As I mentioned above, you can serve this sauce with other types of pasta. I think it would go really well with orecchiette or cavatelli, especially if they are homemade. However, if you make homemade anellini, I’m sure you’ll love the authentic version of this pasta recipe from Abruzzo as much as we do.
If you make this anellini pasta rings alla pecorara recipe, I’d love to hear how it turns out. Please write a comment here on the blog, email me or post a comment on the Pasta Project Facebook page.
Your feedback is really appreciated!
Pin for later.
Other unique homemade pasta dishes to try.
- Silk handkerchief pasta with pesto from Liguria
- Fregnacce Abruzzese
- Stuffed mezze maniche in broth from Piemonte
- Pansotti pasta with walnut sauce
- Lorighittas with chicken ragu
Homemade Anellini Pasta Rings alla Pecorara Recipe from Abruzzo.
For Anellini pasta rings
- 150 g Italian 00 soft wheat flour (5oz) or all-purpose flour
- 150 g durum wheat semolina flour (5oz)
- 2 eggs (large)
- 1 tbsp extra virgin olive oil.
- 1 pinch salt
- warm water as required
For tomato sauce
- 400 g tomato pulp or passata (14oz) or canned chopped tomatoes
- 1 onion peeled and finely diced
- 2 carrots washed and finely diced
- 1-2 celery stalks washed and finely diced
- 200 g fresh ricotta (sheep’s milk or cow’s milk) (7oz) drained
- 50 g Pecorino Romano grated (optional as not vegetarian)
- 2 tbsp extra virgin olive oil.
- 1 eggplant washed and cubed
- 2-3 zucchini (courgettes) washed and cubed
- 2 sweet peppers (bell peppers) washed and cubed
- 1 garlic clove peeled and crushed
- 3 tbsp extra virgin olive oil.
- 8 fresh basil leaves washed and dried
Start the pasta rings
Combine the flours and eggs in a bowl or on a work surface using a fork and then your hands. Add a pinch of salt and olive oil and mix until you have the start of a dough adding warm water as required. Turn the dough out onto a pastry board if starting in a bowl. Knead until it’s soft and pliable and no longer sticky. Form the dough into a smooth ball, wrap it in plastic wrap and let it rest in a cool place for 30-60 minutes.
Make the tomato sauce
Chop the celery, carrot and onion finely (I use my food processor) and sauté them in olive oil for 5-10 minutes. Add the passata and cook over a low heat for 15-20 minutes. Add salt and pepper to taste and then add the ricotta and mix. I set some ricotta aside to add to plates before serving.

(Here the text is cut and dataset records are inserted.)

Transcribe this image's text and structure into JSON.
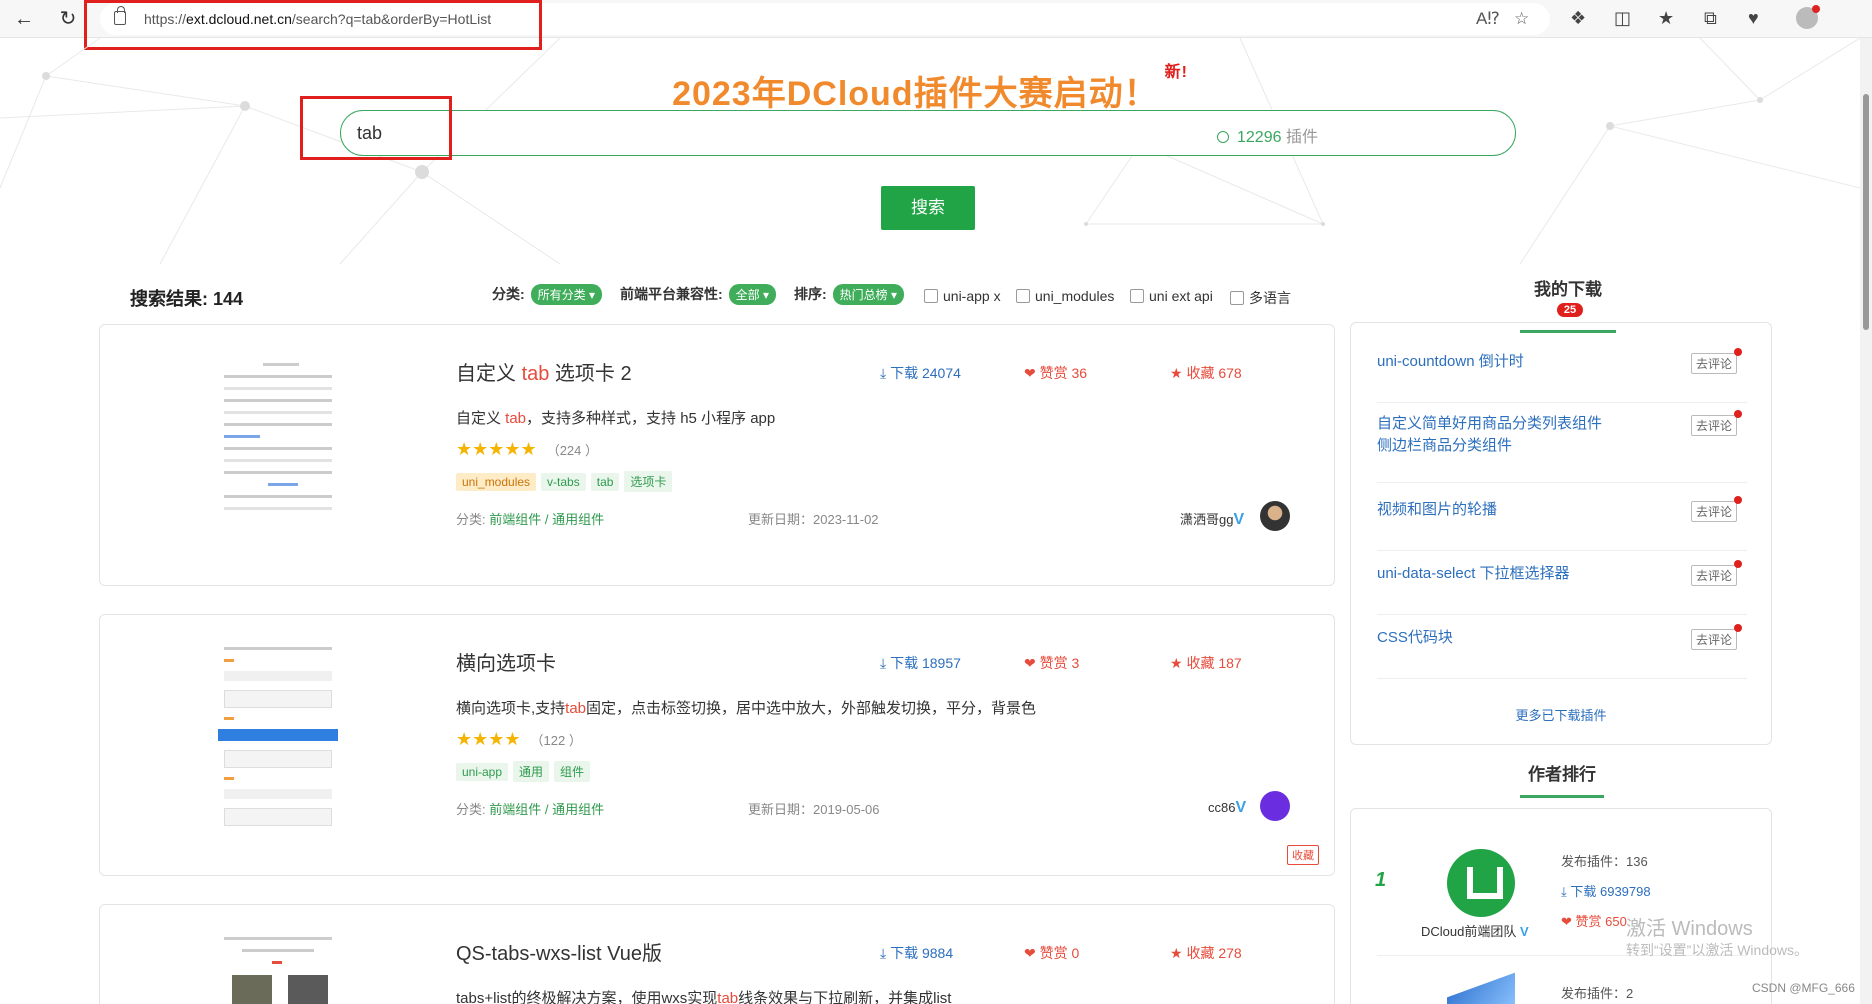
{
  "browser": {
    "url_prefix": "https://",
    "url_host": "ext.dcloud.net.cn",
    "url_path": "/search?q=tab&orderBy=HotList"
  },
  "hero": {
    "title": "2023年DCloud插件大赛启动！",
    "new_label": "新!",
    "search_value": "tab",
    "plugin_count": "12296",
    "plugin_suffix": " 插件",
    "search_button": "搜索"
  },
  "filters": {
    "result_label": "搜索结果: 144",
    "category_label": "分类:",
    "category_value": "所有分类",
    "platform_label": "前端平台兼容性:",
    "platform_value": "全部",
    "sort_label": "排序:",
    "sort_value": "热门总榜",
    "checkboxes": [
      "uni-app x",
      "uni_modules",
      "uni ext api",
      "多语言"
    ]
  },
  "plugins": [
    {
      "title_pre": "自定义 ",
      "title_hl": "tab",
      "title_post": " 选项卡 2",
      "downloads": "下载 24074",
      "likes": "赞赏 36",
      "favorites": "收藏 678",
      "desc_pre": "自定义 ",
      "desc_hl": "tab",
      "desc_post": "，支持多种样式，支持 h5 小程序 app",
      "stars": "★★★★★",
      "review_count": "（224 ）",
      "tags": [
        "uni_modules",
        "v-tabs",
        "tab",
        "选项卡"
      ],
      "category_label": "分类: ",
      "category": "前端组件 / 通用组件",
      "date": "更新日期：2023-11-02",
      "author": "潇洒哥gg"
    },
    {
      "title_pre": "横向选项卡",
      "title_hl": "",
      "title_post": "",
      "downloads": "下载 18957",
      "likes": "赞赏 3",
      "favorites": "收藏 187",
      "desc_pre": "横向选项卡,支持",
      "desc_hl": "tab",
      "desc_post": "固定，点击标签切换，居中选中放大，外部触发切换，平分，背景色",
      "stars": "★★★★",
      "review_count": "（122 ）",
      "tags": [
        "uni-app",
        "通用",
        "组件"
      ],
      "category_label": "分类: ",
      "category": "前端组件 / 通用组件",
      "date": "更新日期：2019-05-06",
      "author": "cc86",
      "fav_badge": "收藏"
    },
    {
      "title_pre": "QS-tabs-wxs-list Vue版",
      "title_hl": "",
      "title_post": "",
      "downloads": "下载 9884",
      "likes": "赞赏 0",
      "favorites": "收藏 278",
      "desc_pre": "tabs+list的终极解决方案，使用wxs实现",
      "desc_hl": "tab",
      "desc_post": "线条效果与下拉刷新，并集成list"
    }
  ],
  "sidebar": {
    "my_downloads": "我的下载",
    "download_count": "25",
    "items": [
      "uni-countdown 倒计时",
      "自定义简单好用商品分类列表组件 侧边栏商品分类组件",
      "视频和图片的轮播",
      "uni-data-select 下拉框选择器",
      "CSS代码块"
    ],
    "comment_button": "去评论",
    "more_link": "更多已下载插件",
    "author_rank": "作者排行",
    "rank1": {
      "no": "1",
      "name": "DCloud前端团队",
      "published": "发布插件：136",
      "downloads": "下载 6939798",
      "likes": "赞赏 650"
    },
    "rank2_published": "发布插件：2"
  },
  "watermark": {
    "line1": "激活 Windows",
    "line2": "转到“设置”以激活 Windows。",
    "csdn": "CSDN @MFG_666"
  },
  "colors": {
    "accent": "#21a446",
    "highlight": "#e64b3b",
    "link": "#2c6fbd",
    "title_orange": "#f08a2d"
  }
}
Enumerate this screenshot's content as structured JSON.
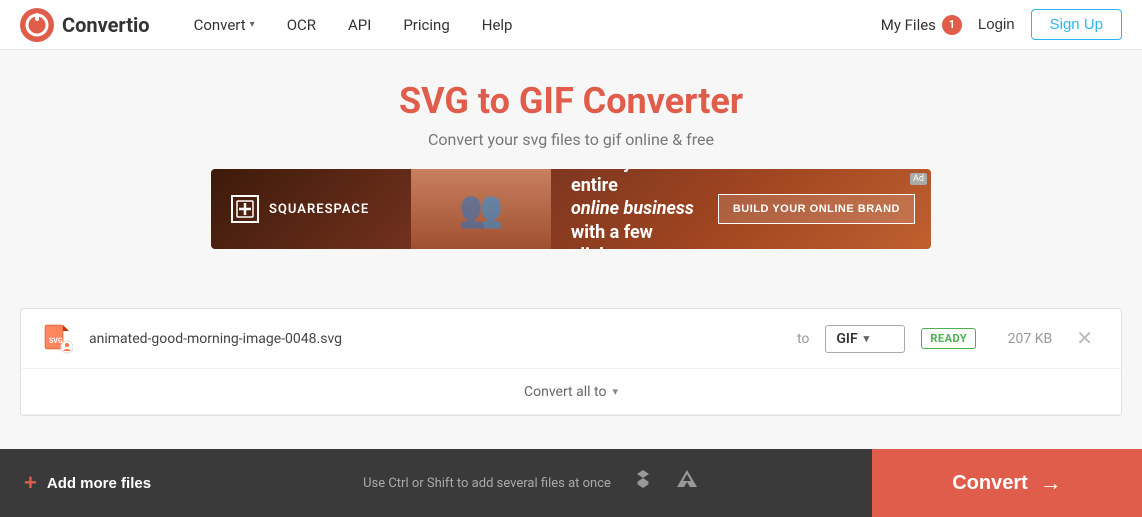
{
  "header": {
    "logo_text": "Convertio",
    "nav": [
      {
        "label": "Convert",
        "has_chevron": true
      },
      {
        "label": "OCR",
        "has_chevron": false
      },
      {
        "label": "API",
        "has_chevron": false
      },
      {
        "label": "Pricing",
        "has_chevron": false
      },
      {
        "label": "Help",
        "has_chevron": false
      }
    ],
    "my_files_label": "My Files",
    "my_files_count": "1",
    "login_label": "Login",
    "signup_label": "Sign Up"
  },
  "main": {
    "title": "SVG to GIF Converter",
    "subtitle": "Convert your svg files to gif online & free"
  },
  "ad": {
    "brand": "SQUARESPACE",
    "headline_line1": "Brand your entire",
    "headline_line2": "online business",
    "headline_line3": "with a few clicks.",
    "cta": "BUILD YOUR ONLINE BRAND",
    "label": "Ad"
  },
  "file_row": {
    "filename": "animated-good-morning-image-0048.svg",
    "to_label": "to",
    "format": "GIF",
    "status": "READY",
    "size": "207 KB"
  },
  "convert_all": {
    "label": "Convert all to"
  },
  "bottom_bar": {
    "add_files_label": "Add more files",
    "drop_hint": "Use Ctrl or Shift to add several files at once",
    "convert_label": "Convert"
  }
}
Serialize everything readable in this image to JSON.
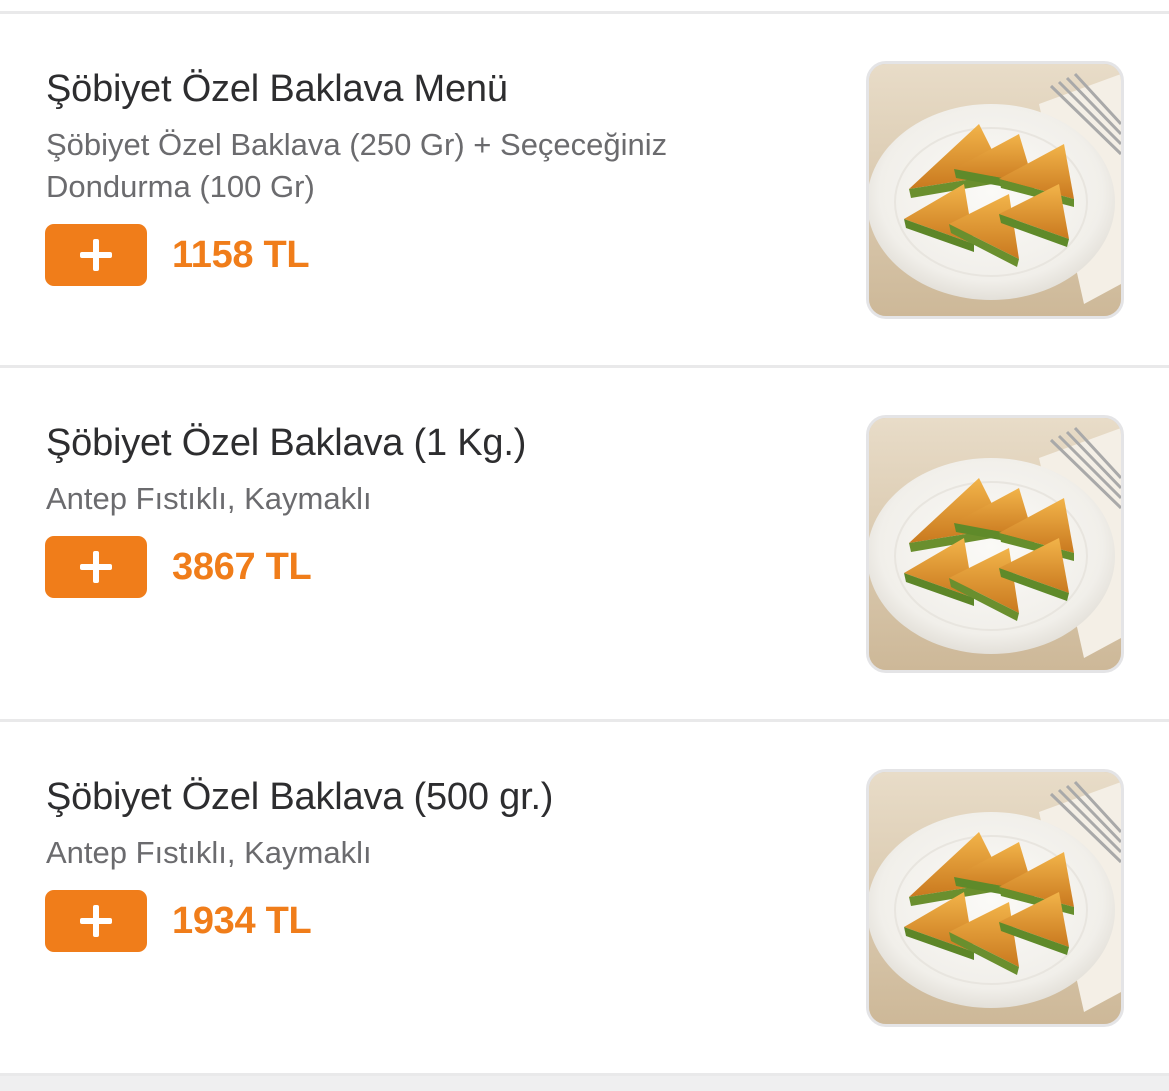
{
  "menu": {
    "items": [
      {
        "name": "Şöbiyet Özel Baklava Menü",
        "description": "Şöbiyet Özel Baklava (250 Gr) + Seçeceğiniz Dondurma (100 Gr)",
        "price": "1158 TL",
        "add_label": "+",
        "image_icon": "baklava-plate-image"
      },
      {
        "name": "Şöbiyet Özel Baklava (1 Kg.)",
        "description": "Antep Fıstıklı, Kaymaklı",
        "price": "3867 TL",
        "add_label": "+",
        "image_icon": "baklava-plate-image"
      },
      {
        "name": "Şöbiyet Özel Baklava (500 gr.)",
        "description": "Antep Fıstıklı, Kaymaklı",
        "price": "1934 TL",
        "add_label": "+",
        "image_icon": "baklava-plate-image"
      }
    ]
  },
  "colors": {
    "accent": "#f07d1a",
    "title_text": "#2d2d2f",
    "description_text": "#6b6b6e",
    "divider": "#e9e9ea"
  }
}
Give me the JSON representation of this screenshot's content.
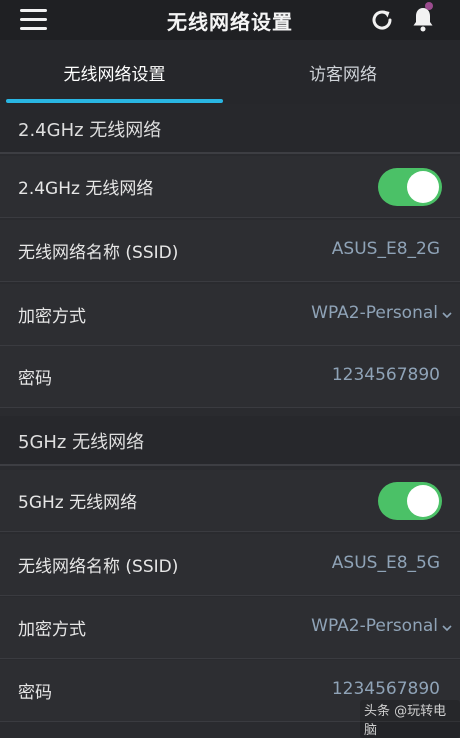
{
  "header": {
    "title": "无线网络设置",
    "menu_icon": "menu-icon",
    "refresh_icon": "refresh-icon",
    "bell_icon": "bell-icon"
  },
  "tabs": [
    {
      "label": "无线网络设置",
      "active": true
    },
    {
      "label": "访客网络",
      "active": false
    }
  ],
  "bands": [
    {
      "section_title": "2.4GHz 无线网络",
      "toggle_label": "2.4GHz 无线网络",
      "enabled": true,
      "ssid_label": "无线网络名称 (SSID)",
      "ssid": "ASUS_E8_2G",
      "encryption_label": "加密方式",
      "encryption": "WPA2-Personal",
      "password_label": "密码",
      "password": "1234567890"
    },
    {
      "section_title": "5GHz 无线网络",
      "toggle_label": "5GHz 无线网络",
      "enabled": true,
      "ssid_label": "无线网络名称 (SSID)",
      "ssid": "ASUS_E8_5G",
      "encryption_label": "加密方式",
      "encryption": "WPA2-Personal",
      "password_label": "密码",
      "password": "1234567890"
    }
  ],
  "watermark": "头条 @玩转电脑",
  "colors": {
    "accent": "#29b6e3",
    "toggle_on": "#4bc167",
    "value_text": "#8fa3b7",
    "background": "#2a2b2f"
  }
}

Sauté the other vegetables
Wash and cut the other vegetables into cubes and sauté them in olive oil with a peeled and crushed garlic clove. Cook for about 10 minutes until they are soft and slightly browned. Add salt to taste and either set aside on kitchen paper to drain off the olive oil or add to the tomato sauce.
Make the anellini pasta rings
Cut off a piece of the dough. Roll it out into a 3-4 mm (1/8 Inch) thick ‘snake’, cut into 5-6 cm (2.5”) pieces, wrap each piece around your index finger and seal the ends together to form a ring. I wet my fingers to do this. Place the ready pasta rings on a floured tray or surface. Repeat with the rest of the dough.
Finish and serve
Cook the pasta rings in boiling salted water until al dente. Cooking times will depend on the size and thickness of the rings. Mine took 12 minutes. Test taste before draining.
Add the drained pasta to the tomato and ricotta sauce. Add some grated pecorino or vegetarian hard cheese and fresh basil. Mix together well and plate with sautéed vegetables and more fresh ricotta. Serve immediately.
Italian pecorino isn’t actually vegetarian as it contains animal rennet. Strict vegetarians can leave it out or use a vegetarian hard cheese.
It’s easy to freeze the pasta rings and cook them from frozen. Place them spread apart on a tray in the freezer. Transfer to a freezer bag once frozen. Don’t keep the fresh pasta rings in the fridge as the humidity there will make them sticky and soft. You can leave them in a cool dry place if cooking later the same day or even the next day.